There are other practical reasons for difficulty with the ‘clarity’ solution to learning in this field. This kind of clarity comes from certain kinds of structures that divide life up into definable and describable sections; a chapter on drug dependence here, on mental illness there – on grief and loss here and sexual deviance there. How is the worker who has filled his or her mind with information about all these ‘issues’, to then apply them to an encounter with a real individual who does not experience their life as a series of range of issues but just as ‘their life’?

Later, I was often irritated in management meetings by a persistent call for ‘clarity’. Hours would be spent in search of this mysterious quality. It did seem to me that all too often it was easier for people to remain confused than to take responsibility for their understanding (or muddle). However, it did underline for me how multi layered is ‘clarity’ – it is not just an intellectual or academic quality, important though that is for many disciplines. In matters of humanity however, clarity includes emotional elements as well as intellectual ones.

We are all familiar with this. The doctor who tells a patient the bare truth may be misunderstood – we say someone ‘couldn’t take it in’.

In management however, it seems people can forget that all communication is emotional.

My unease is not that clarity is pointless, and lists not useful, but that they are like standing on one leg, the leg of ‘what you know’. More is needed – it is the ‘leg’ of ‘who you are’. My own training at Exeter University I think understood that. We were frustrated as eager young people by what seemed to be a withholding of clarity. We would say to each other, “Yes, but what is social work?!!” Why did someone not explain? We were however given the space to explore, to discover and experiment. We were helped with ‘growing up’. (Interestingly, they told us that they selected people for the course that they liked – an approach to choosing 20 out of 180 applicants that was even then politically incorrect and would now hardly be something that could be admitted.)

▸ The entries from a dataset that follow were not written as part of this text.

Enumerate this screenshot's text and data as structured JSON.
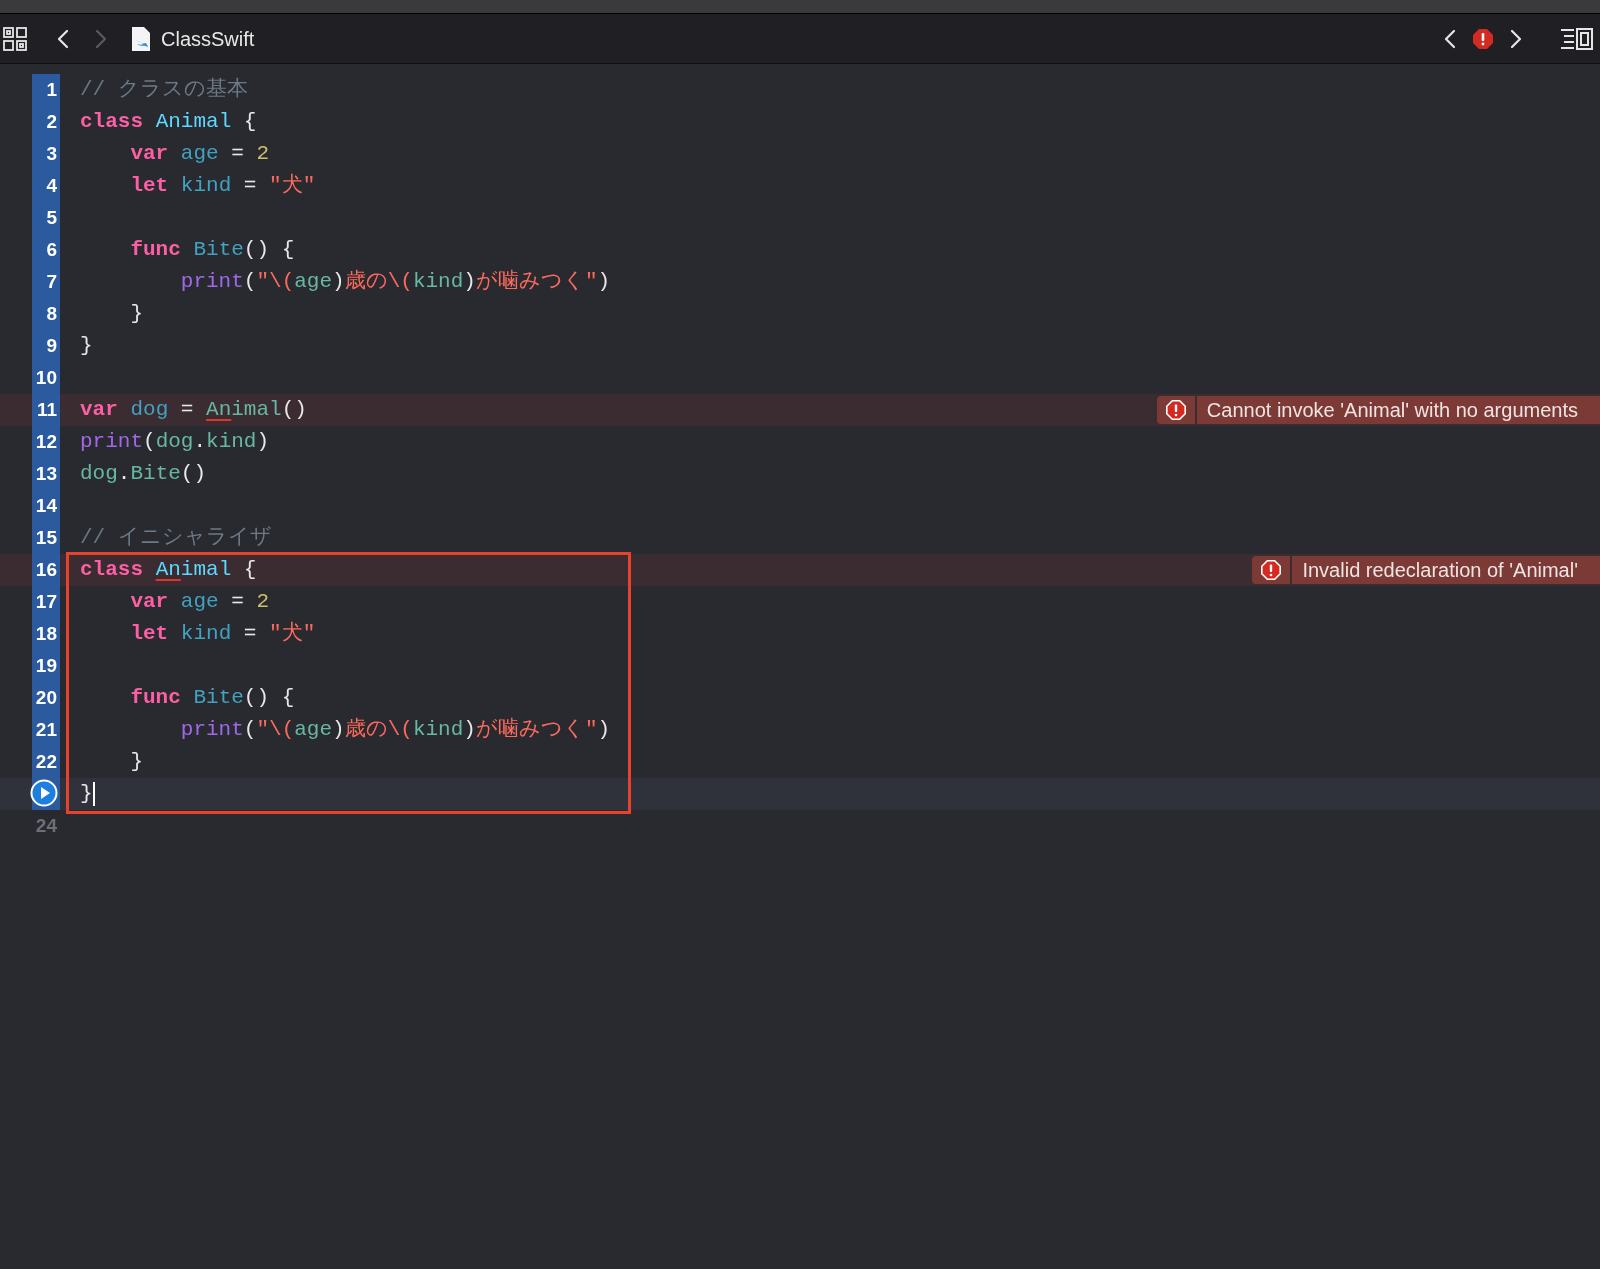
{
  "toolbar": {
    "back_enabled": true,
    "forward_enabled": false,
    "file_name": "ClassSwift",
    "issue_back_enabled": true,
    "issue_forward_enabled": true
  },
  "lines": [
    {
      "number": "1",
      "executed": true,
      "tokens": [
        {
          "text": "// クラスの基本",
          "kind": "comment"
        }
      ]
    },
    {
      "number": "2",
      "executed": true,
      "tokens": [
        {
          "text": "class ",
          "kind": "keyword"
        },
        {
          "text": "Animal",
          "kind": "type"
        },
        {
          "text": " {",
          "kind": "plain"
        }
      ]
    },
    {
      "number": "3",
      "executed": true,
      "tokens": [
        {
          "text": "    var ",
          "kind": "keyword"
        },
        {
          "text": "age",
          "kind": "decl"
        },
        {
          "text": " = ",
          "kind": "plain"
        },
        {
          "text": "2",
          "kind": "number"
        }
      ]
    },
    {
      "number": "4",
      "executed": true,
      "tokens": [
        {
          "text": "    let ",
          "kind": "keyword"
        },
        {
          "text": "kind",
          "kind": "decl"
        },
        {
          "text": " = ",
          "kind": "plain"
        },
        {
          "text": "\"犬\"",
          "kind": "string"
        }
      ]
    },
    {
      "number": "5",
      "executed": true
    },
    {
      "number": "6",
      "executed": true,
      "tokens": [
        {
          "text": "    func ",
          "kind": "keyword"
        },
        {
          "text": "Bite",
          "kind": "decl"
        },
        {
          "text": "() {",
          "kind": "plain"
        }
      ]
    },
    {
      "number": "7",
      "executed": true,
      "tokens": [
        {
          "text": "        print",
          "kind": "func"
        },
        {
          "text": "(",
          "kind": "plain"
        },
        {
          "text": "\"\\(",
          "kind": "string"
        },
        {
          "text": "age",
          "kind": "ident"
        },
        {
          "text": ")",
          "kind": "plain"
        },
        {
          "text": "歳の\\(",
          "kind": "string"
        },
        {
          "text": "kind",
          "kind": "ident"
        },
        {
          "text": ")",
          "kind": "plain"
        },
        {
          "text": "が噛みつく\"",
          "kind": "string"
        },
        {
          "text": ")",
          "kind": "plain"
        }
      ]
    },
    {
      "number": "8",
      "executed": true,
      "tokens": [
        {
          "text": "    }",
          "kind": "plain"
        }
      ]
    },
    {
      "number": "9",
      "executed": true,
      "tokens": [
        {
          "text": "}",
          "kind": "plain"
        }
      ]
    },
    {
      "number": "10",
      "executed": true
    },
    {
      "number": "11",
      "executed": true,
      "error": "Cannot invoke 'Animal' with no arguments",
      "tokens": [
        {
          "text": "var ",
          "kind": "keyword"
        },
        {
          "text": "dog",
          "kind": "decl"
        },
        {
          "text": " = ",
          "kind": "plain"
        },
        {
          "text": "An",
          "kind": "ident",
          "underlined": true
        },
        {
          "text": "imal",
          "kind": "ident"
        },
        {
          "text": "()",
          "kind": "plain"
        }
      ]
    },
    {
      "number": "12",
      "executed": true,
      "tokens": [
        {
          "text": "print",
          "kind": "func"
        },
        {
          "text": "(",
          "kind": "plain"
        },
        {
          "text": "dog",
          "kind": "ident"
        },
        {
          "text": ".",
          "kind": "plain"
        },
        {
          "text": "kind",
          "kind": "ident"
        },
        {
          "text": ")",
          "kind": "plain"
        }
      ]
    },
    {
      "number": "13",
      "executed": true,
      "tokens": [
        {
          "text": "dog",
          "kind": "ident"
        },
        {
          "text": ".",
          "kind": "plain"
        },
        {
          "text": "Bite",
          "kind": "ident"
        },
        {
          "text": "()",
          "kind": "plain"
        }
      ]
    },
    {
      "number": "14",
      "executed": true
    },
    {
      "number": "15",
      "executed": true,
      "tokens": [
        {
          "text": "// イニシャライザ",
          "kind": "comment"
        }
      ]
    },
    {
      "number": "16",
      "executed": true,
      "boxed": true,
      "error": "Invalid redeclaration of 'Animal'",
      "tokens": [
        {
          "text": "class ",
          "kind": "keyword"
        },
        {
          "text": "An",
          "kind": "type",
          "underlined": true
        },
        {
          "text": "imal",
          "kind": "type"
        },
        {
          "text": " {",
          "kind": "plain"
        }
      ]
    },
    {
      "number": "17",
      "executed": true,
      "boxed": true,
      "tokens": [
        {
          "text": "    var ",
          "kind": "keyword"
        },
        {
          "text": "age",
          "kind": "decl"
        },
        {
          "text": " = ",
          "kind": "plain"
        },
        {
          "text": "2",
          "kind": "number"
        }
      ]
    },
    {
      "number": "18",
      "executed": true,
      "boxed": true,
      "tokens": [
        {
          "text": "    let ",
          "kind": "keyword"
        },
        {
          "text": "kind",
          "kind": "decl"
        },
        {
          "text": " = ",
          "kind": "plain"
        },
        {
          "text": "\"犬\"",
          "kind": "string"
        }
      ]
    },
    {
      "number": "19",
      "executed": true,
      "boxed": true
    },
    {
      "number": "20",
      "executed": true,
      "boxed": true,
      "tokens": [
        {
          "text": "    func ",
          "kind": "keyword"
        },
        {
          "text": "Bite",
          "kind": "decl"
        },
        {
          "text": "() {",
          "kind": "plain"
        }
      ]
    },
    {
      "number": "21",
      "executed": true,
      "boxed": true,
      "tokens": [
        {
          "text": "        print",
          "kind": "func"
        },
        {
          "text": "(",
          "kind": "plain"
        },
        {
          "text": "\"\\(",
          "kind": "string"
        },
        {
          "text": "age",
          "kind": "ident"
        },
        {
          "text": ")",
          "kind": "plain"
        },
        {
          "text": "歳の\\(",
          "kind": "string"
        },
        {
          "text": "kind",
          "kind": "ident"
        },
        {
          "text": ")",
          "kind": "plain"
        },
        {
          "text": "が噛みつく\"",
          "kind": "string"
        },
        {
          "text": ")",
          "kind": "plain"
        }
      ]
    },
    {
      "number": "22",
      "executed": true,
      "boxed": true,
      "tokens": [
        {
          "text": "    }",
          "kind": "plain"
        }
      ]
    },
    {
      "run_marker": true,
      "executed": true,
      "boxed": true,
      "current": true,
      "tokens": [
        {
          "text": "}",
          "kind": "plain"
        }
      ]
    },
    {
      "number": "24",
      "executed": false
    }
  ]
}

The leg of ‘who you are’ rather than ‘what you know’ is difficult territory. The essential subjectivity is a short step from prejudice. It eludes explanation and analysis, and can be found more easily in story and aesthetic expression. Nonetheless, student probation officers need to combine ‘knowing things’ with ‘being someone’, and that means being provoked to explore who they are and why. These writings therefore seek to combine ideas, knowledge and stories from experience, and aim to inform and provoke.